Regardless of your industry, competition is a given with most sales professions and it’s important to make the most of every appointment you have with a prospect. When I sold life and health insurance products, I didn’t always sell the product that I wanted. I frequently sold the product that was going to get me in front of the most prospects i.e. my best “foot-in-the-door” product where I could cross-sell other products. Unfortunately, I can’t tell you every question to ask a prospect to identify all your cross-selling opportunities. However, I can share some examples, help you understand how to think and tell you it is all about preparedness.
For this example, I’ll use health insurance as my “foot-in-the-door” product, list some questions to ask (outside of standard boiler plate questions) and follow with the benefit or other products that can be sold after the initial product inquiry is closed.
QUESTION: Feel free to ask me as many questions as you’d like. I’m here to help you understand insurance… understand what you have or don’t have, identify any gaps if any and give you some options.
SELL: Creates trust, likability and sincerity while giving the prospect free reign to ask as many questions thus possibly creating more opportunities for you to cross-sell and help your prospect.
QUESTION: So when was the last time you evaluated all your insurance for life events like buying a house, change in health, change in job, marriage, kids or has it been more than a few years?
SELL: Used to emphasize the need for a complete review which will give them peace of mind after you’ve helped them.
QUESTION: Maybe you don’t need insurance, can I ask you some questions about insurance you may already have or don’t have? This question will excite them as it might save them money and they should tell you everything you need. Be sure to ask about all types of insurance either through work or personal policies.
SELL: Any type of insurance, consolidate policies (if appropriate) or save them money by providing more than one company/option as a resource.
QUESTION: Do you have any children that would need coverage or is the policy just for you and your spouse?
SELL: For the children, health insurance, riders on other products, cash-building ULs and also to emphasize the importance of other products to take care of the spouse and kids if god forbid death or disability occur.
QUESTION: So if god forbid you were in a bad accident, had a major health problem, disability or untimely death, do you have any lump sum of money in a CD, 401K or any account that could be used to help offset medical bills, final burial expenses or monthly household bills?
SELL: Annuities, cash-building life insurance or other financial products for that sum of money.
QUESTION: Have you recently had a job change where your insurance benefits or 401K might have been impacted?
SELL: Any type of insurance, consolidate policies (if appropriate)or save them money by providing more than one company/option as a resource or annuities, cash-building life insurance or other financial products for that sum of money.
These are just a few questions that I would ask and as you can see some of them dive into creating rapport or necessity with a prospect rather than cross-selling.
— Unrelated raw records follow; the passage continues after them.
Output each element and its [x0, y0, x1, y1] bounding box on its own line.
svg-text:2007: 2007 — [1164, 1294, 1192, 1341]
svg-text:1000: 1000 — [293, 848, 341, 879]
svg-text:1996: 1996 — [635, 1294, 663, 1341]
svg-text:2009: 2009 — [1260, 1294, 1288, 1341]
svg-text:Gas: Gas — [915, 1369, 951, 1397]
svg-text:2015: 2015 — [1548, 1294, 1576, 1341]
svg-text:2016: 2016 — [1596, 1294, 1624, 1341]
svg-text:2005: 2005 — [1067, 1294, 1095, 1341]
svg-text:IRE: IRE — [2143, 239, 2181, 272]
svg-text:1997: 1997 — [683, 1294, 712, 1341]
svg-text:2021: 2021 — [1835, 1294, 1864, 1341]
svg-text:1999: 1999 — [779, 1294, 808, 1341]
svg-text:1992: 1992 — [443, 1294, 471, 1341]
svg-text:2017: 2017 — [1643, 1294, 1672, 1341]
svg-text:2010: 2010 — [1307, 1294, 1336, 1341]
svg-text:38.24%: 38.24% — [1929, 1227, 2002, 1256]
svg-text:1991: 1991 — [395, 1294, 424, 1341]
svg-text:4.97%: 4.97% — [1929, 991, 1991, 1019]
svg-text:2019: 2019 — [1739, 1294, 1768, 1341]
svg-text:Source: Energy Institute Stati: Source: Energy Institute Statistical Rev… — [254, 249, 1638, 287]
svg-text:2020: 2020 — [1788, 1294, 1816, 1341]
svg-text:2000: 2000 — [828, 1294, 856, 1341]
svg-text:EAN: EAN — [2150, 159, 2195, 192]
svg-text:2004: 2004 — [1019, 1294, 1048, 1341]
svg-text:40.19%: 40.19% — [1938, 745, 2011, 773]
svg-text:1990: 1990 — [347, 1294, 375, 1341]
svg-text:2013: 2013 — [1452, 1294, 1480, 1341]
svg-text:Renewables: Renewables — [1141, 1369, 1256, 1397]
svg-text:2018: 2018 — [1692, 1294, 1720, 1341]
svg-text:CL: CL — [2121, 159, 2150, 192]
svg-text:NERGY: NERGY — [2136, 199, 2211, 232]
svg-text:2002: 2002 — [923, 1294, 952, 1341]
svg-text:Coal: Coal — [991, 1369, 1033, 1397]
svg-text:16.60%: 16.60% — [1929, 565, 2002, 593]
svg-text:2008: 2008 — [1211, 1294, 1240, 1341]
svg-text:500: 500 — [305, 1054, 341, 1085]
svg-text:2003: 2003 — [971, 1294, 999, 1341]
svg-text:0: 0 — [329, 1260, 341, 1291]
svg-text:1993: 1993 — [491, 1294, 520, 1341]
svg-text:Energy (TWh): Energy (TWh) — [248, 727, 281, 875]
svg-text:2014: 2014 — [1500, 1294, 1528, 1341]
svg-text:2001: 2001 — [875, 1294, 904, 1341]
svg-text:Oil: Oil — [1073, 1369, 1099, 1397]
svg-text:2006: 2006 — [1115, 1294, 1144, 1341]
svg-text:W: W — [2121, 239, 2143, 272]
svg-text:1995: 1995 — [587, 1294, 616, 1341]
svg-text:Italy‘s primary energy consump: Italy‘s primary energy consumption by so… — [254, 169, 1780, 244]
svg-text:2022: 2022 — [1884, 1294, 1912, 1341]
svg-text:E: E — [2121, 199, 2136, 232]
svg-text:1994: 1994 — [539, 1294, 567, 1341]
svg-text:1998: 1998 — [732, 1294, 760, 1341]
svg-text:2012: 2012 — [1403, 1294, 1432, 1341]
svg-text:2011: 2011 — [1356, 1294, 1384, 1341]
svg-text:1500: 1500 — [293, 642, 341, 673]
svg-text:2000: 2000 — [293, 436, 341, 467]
However, it’s important to note that the order of which you ask these questions is equally important. (Written by Cory Prado)You’re leading the prospect to a conclusion (that you may already know), but want them to feel as though they’ve made the decision on their own thus creating more “buy-in” from the prospect. Also, be sure to constantly evolve your fact-finding questionnaire. If you come up with a question during a meeting or a “postmortem” after wards… write it down before you forget. With time, experience and many a brain-storming session you’ll create a cross-selling questionnaire that reads like a treasure map to your competition’s missed opportunities.
Lastly and most importantly, do not confuse your prospect by trying to educate and sell more than one product at a time. If you pitch products other than their original inquiry you could very easily come off as pushy and self-serving and lose their business as well as any future referrals i.e. work on one product at a time tactfully. If you’ve done your job as the consummate professional and educated your prospect, earned their trust and created likeability (because people buy from people they like) then cross-selling should be seamless and natural in the eyes of your prospect after you’ve satisfied their original product inquiry.
Just remember to prepare for your meeting by reviewing everything you know about the prospect. Try to ask questions that you already know the answer to and be prepared for every possible response. I always tell agents to act like a private detective and observe your prospects surroundings for ways to build likeability and rapport. You’d be amazed what opportunities to help your prospects will present themselves if you just prepare, observe and listen.